Officials from the Illinois Department of Public Health (IDPH) is reporting two pregnant Illinois residents who recently traveled to countries where Zika virus is found have tested positive for the virus.
This occurred on the same day the Florida Department of Health reported three travel associated Zika cases.
This has prompted an alert for the public concerning the potential of contracting Zika virus while traveling abroad.
“There is virtually no risk to Illinois residents since you cannot contract Zika virus from another person, but only through the bite of an infected mosquito,” said IDPH Director Nirav D. Shah, M.D., J.D. “But since this is a time of year when people travel to warmer climates and countries where Zika virus is found, we are urging residents, especially pregnant women, to take preventive measures when traveling in affected countries and check health travel advisories.”
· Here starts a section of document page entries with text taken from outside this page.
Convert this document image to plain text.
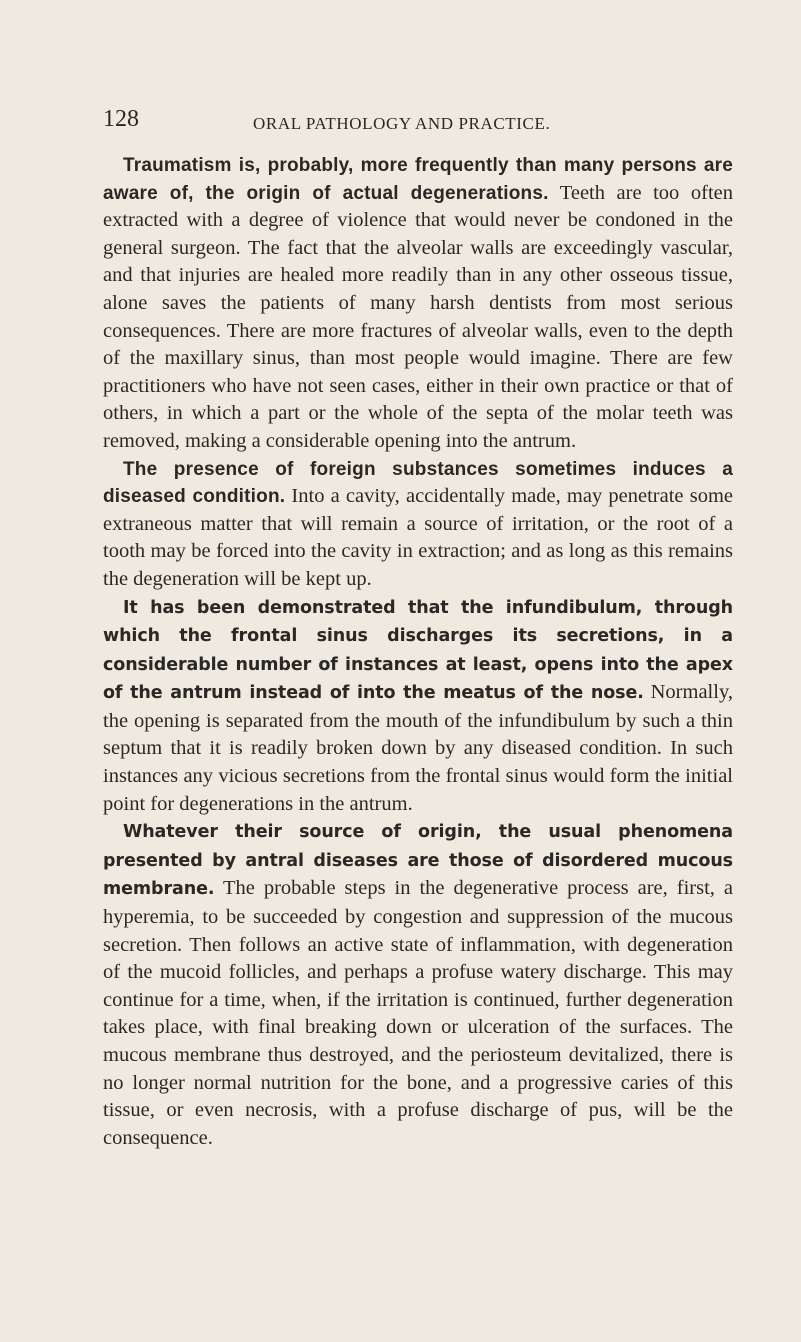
128	ORAL PATHOLOGY AND PRACTICE.

Traumatism is, probably, more frequently than many persons are aware of, the origin of actual degenerations. Teeth are too often extracted with a degree of violence that would never be condoned in the general surgeon. The fact that the alveolar walls are exceedingly vascular, and that injuries are healed more readily than in any other osseous tissue, alone saves the patients of many harsh dentists from most serious consequences. There are more fractures of alveolar walls, even to the depth of the maxillary sinus, than most people would imagine. There are few practitioners who have not seen cases, either in their own practice or that of others, in which a part or the whole of the septa of the molar teeth was removed, making a considerable opening into the antrum.

The presence of foreign substances sometimes induces a diseased condition. Into a cavity, accidentally made, may penetrate some extraneous matter that will remain a source of irritation, or the root of a tooth may be forced into the cavity in extraction; and as long as this remains the degeneration will be kept up.

It has been demonstrated that the infundibulum, through which the frontal sinus discharges its secretions, in a considerable number of instances at least, opens into the apex of the antrum instead of into the meatus of the nose. Normally, the opening is separated from the mouth of the infundibulum by such a thin septum that it is readily broken down by any diseased condition. In such instances any vicious secretions from the frontal sinus would form the initial point for degenerations in the antrum.

Whatever their source of origin, the usual phenomena presented by antral diseases are those of disordered mucous membrane. The probable steps in the degenerative process are, first, a hyperemia, to be succeeded by congestion and suppression of the mucous secretion. Then follows an active state of inflammation, with degeneration of the mucoid follicles, and perhaps a profuse watery discharge. This may continue for a time, when, if the irritation is continued, further degeneration takes place, with final breaking down or ulceration of the surfaces. The mucous membrane thus destroyed, and the periosteum devitalized, there is no longer normal nutrition for the bone, and a progressive caries of this tissue, or even necrosis, with a profuse discharge of pus, will be the consequence.
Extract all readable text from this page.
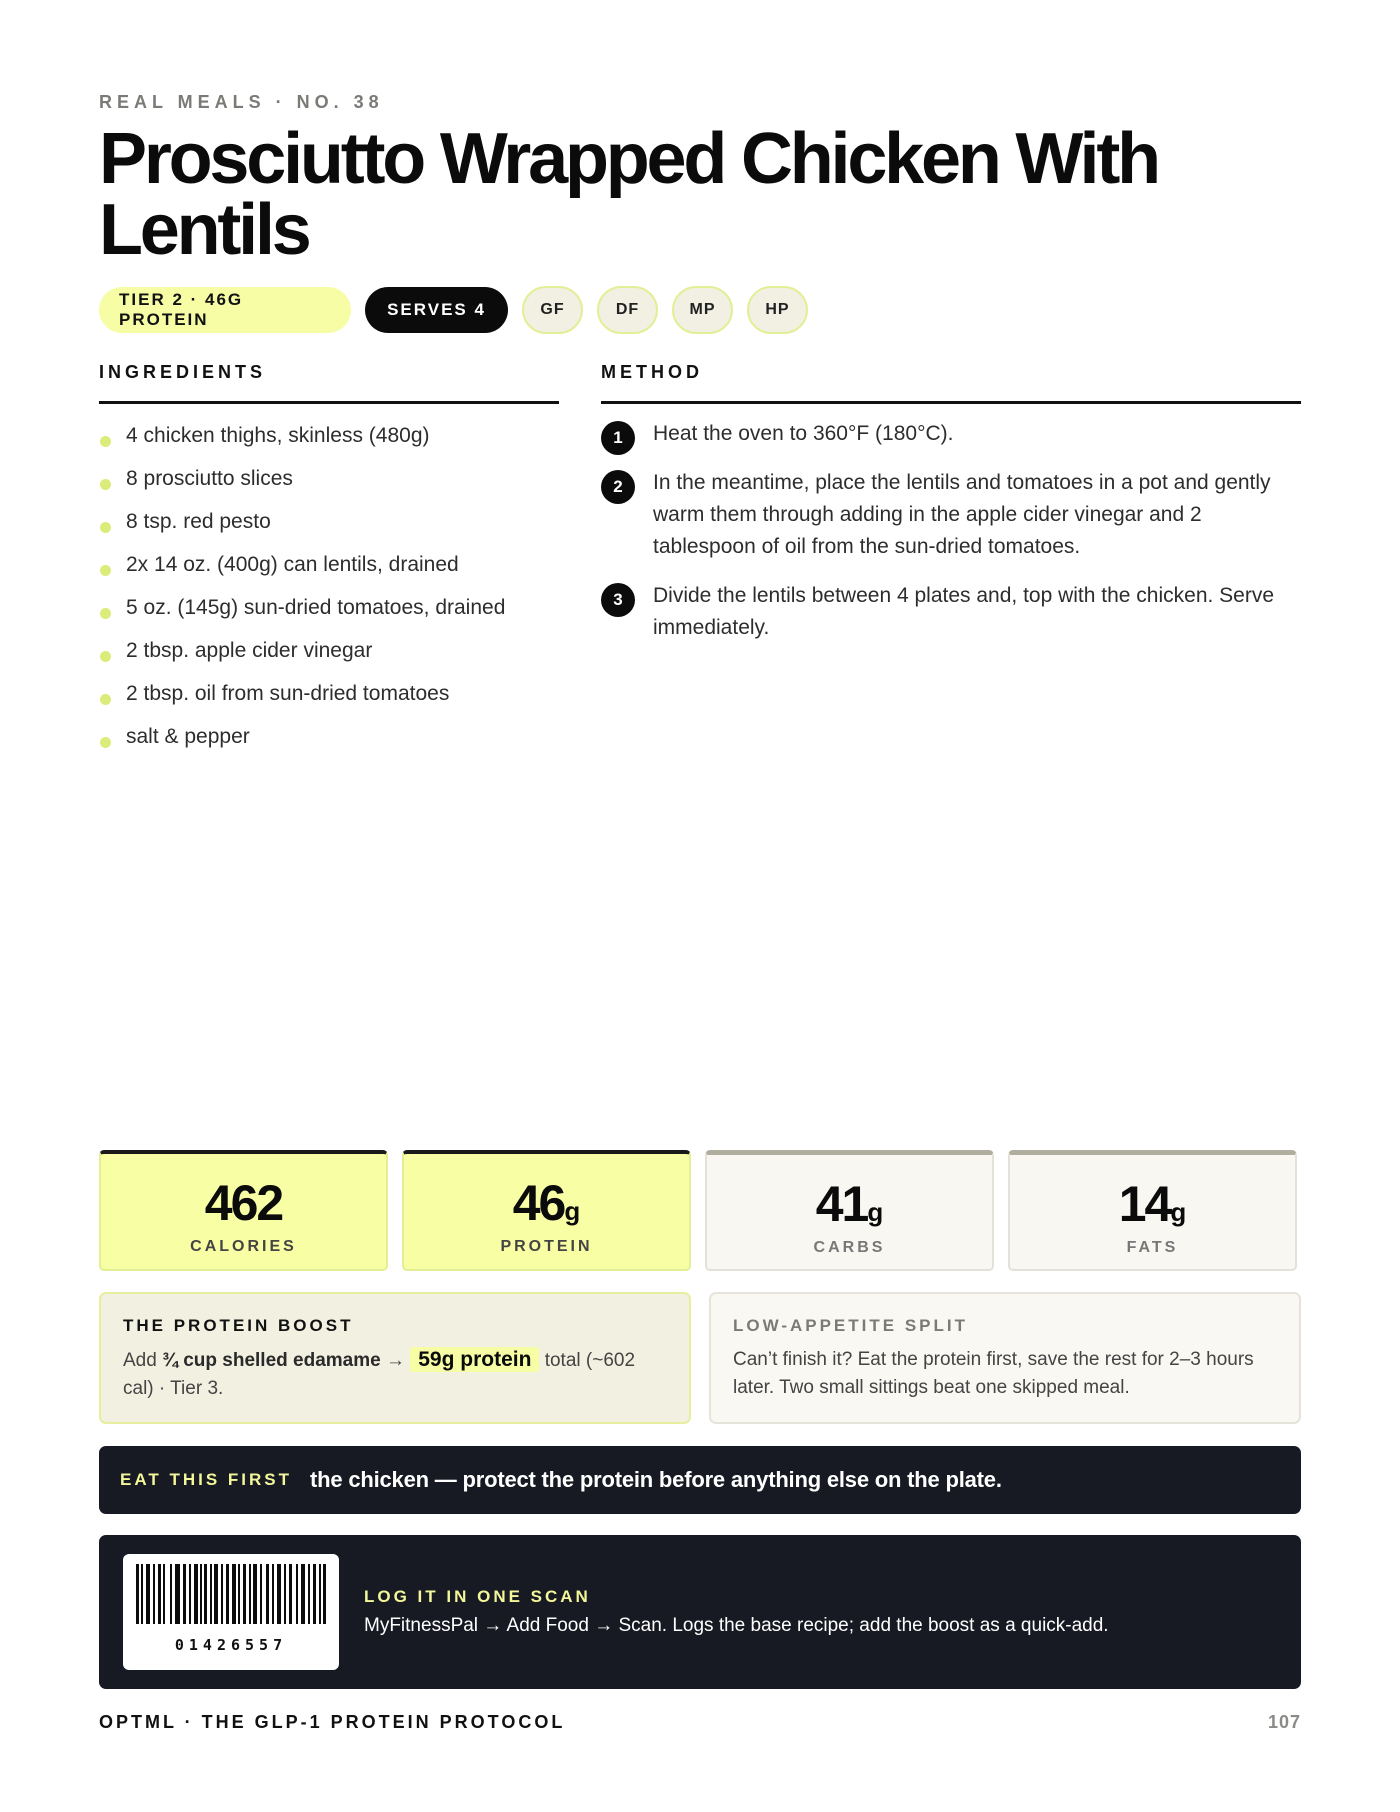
REAL MEALS · NO. 38
Prosciutto Wrapped Chicken With Lentils
TIER 2 · 46G PROTEIN
SERVES 4	GF	DF	MP	HP
INGREDIENTS	METHOD
4 chicken thighs, skinless (480g)
8 prosciutto slices
8 tsp. red pesto
2x 14 oz. (400g) can lentils, drained
5 oz. (145g) sun-dried tomatoes, drained
2 tbsp. apple cider vinegar
2 tbsp. oil from sun-dried tomatoes
salt & pepper
1	Heat the oven to 360°F (180°C).
2	In the meantime, place the lentils and tomatoes in a pot and gently warm them through adding in the apple cider vinegar and 2 tablespoon of oil from the sun-dried tomatoes.
3	Divide the lentils between 4 plates and, top with the chicken. Serve immediately.
462
CALORIES
46g
PROTEIN
41g
CARBS
14g
FATS
THE PROTEIN BOOST
Add ¾ cup shelled edamame → 59g protein total (~602 cal) · Tier 3.
LOW-APPETITE SPLIT
Can’t finish it? Eat the protein first, save the rest for 2–3 hours later. Two small sittings beat one skipped meal.
EAT THIS FIRST the chicken — protect the protein before anything else on the plate.
01426557
LOG IT IN ONE SCAN
MyFitnessPal → Add Food → Scan. Logs the base recipe; add the boost as a quick-add.
OPTML · THE GLP-1 PROTEIN PROTOCOL	107
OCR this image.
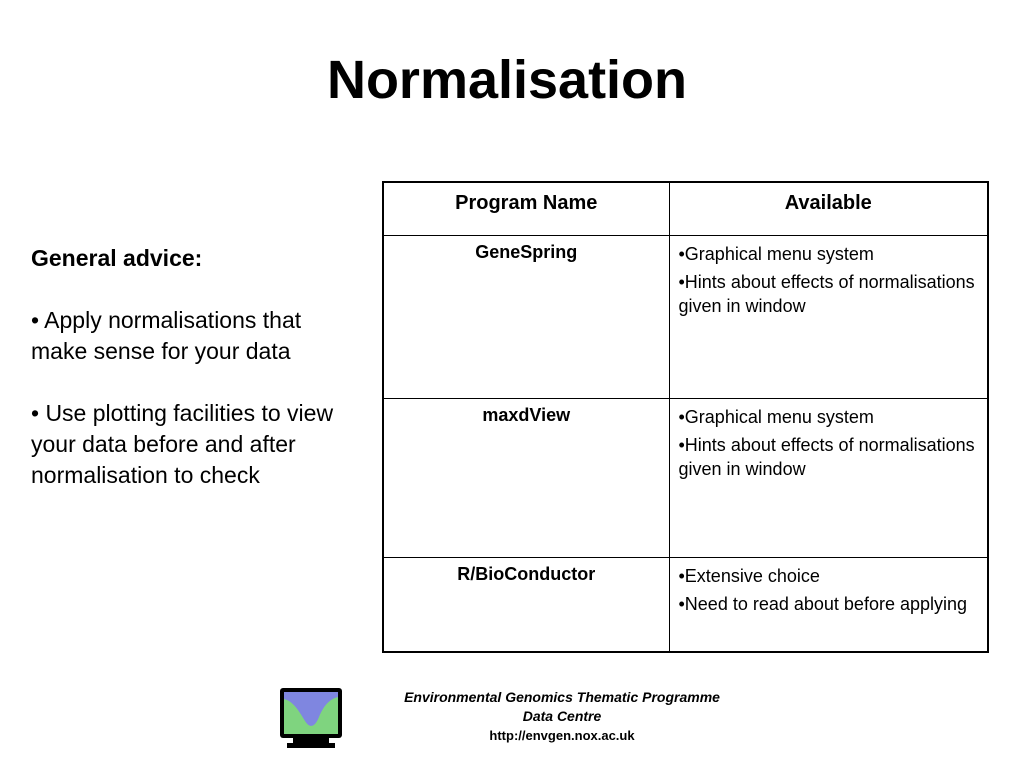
Normalisation
General advice:
• Apply normalisations that make sense for your data
• Use plotting facilities to view your data before and after normalisation to check
Program Name	Available
GeneSpring	•Graphical menu system
•Hints about effects of normalisations given in window

maxdView	•Graphical menu system
•Hints about effects of normalisations given in window

R/BioConductor	•Extensive choice
•Need to read about before applying
Environmental Genomics Thematic Programme
Data Centre
http://envgen.nox.ac.uk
Last week, the Centers for Disease Control and Prevention (CDC) issued a travel alert (Level 2-Practice Enhanced Precautions) for people traveling to regions and certain countries where Zika virus transmission is ongoing.
This alert follows reports in Brazil of microcephaly and other poor pregnancy outcomes in babies of mothers who were infected with Zika virus while pregnant. However, additional studies are needed to further characterize this relationship. More studies are planned to learn more about the risks of Zika virus infection during pregnancy.
Until more is known, CDC recommends that pregnant women in any trimester should consider postponing travel to the areas where Zika virus transmission is ongoing. Pregnant women, women trying to become pregnant, or women who are thinking about becoming pregnant and must travel to one of these areas should talk with their doctor or other health care provider first and strictly follow steps to avoid mosquito bites during the trip.
The most common symptoms of Zika are fever, rash, joint pain, or conjunctivitis (red eyes). Symptoms can last from several days to weeks. There is no vaccine to prevent or medicine to treat Zika virus infection.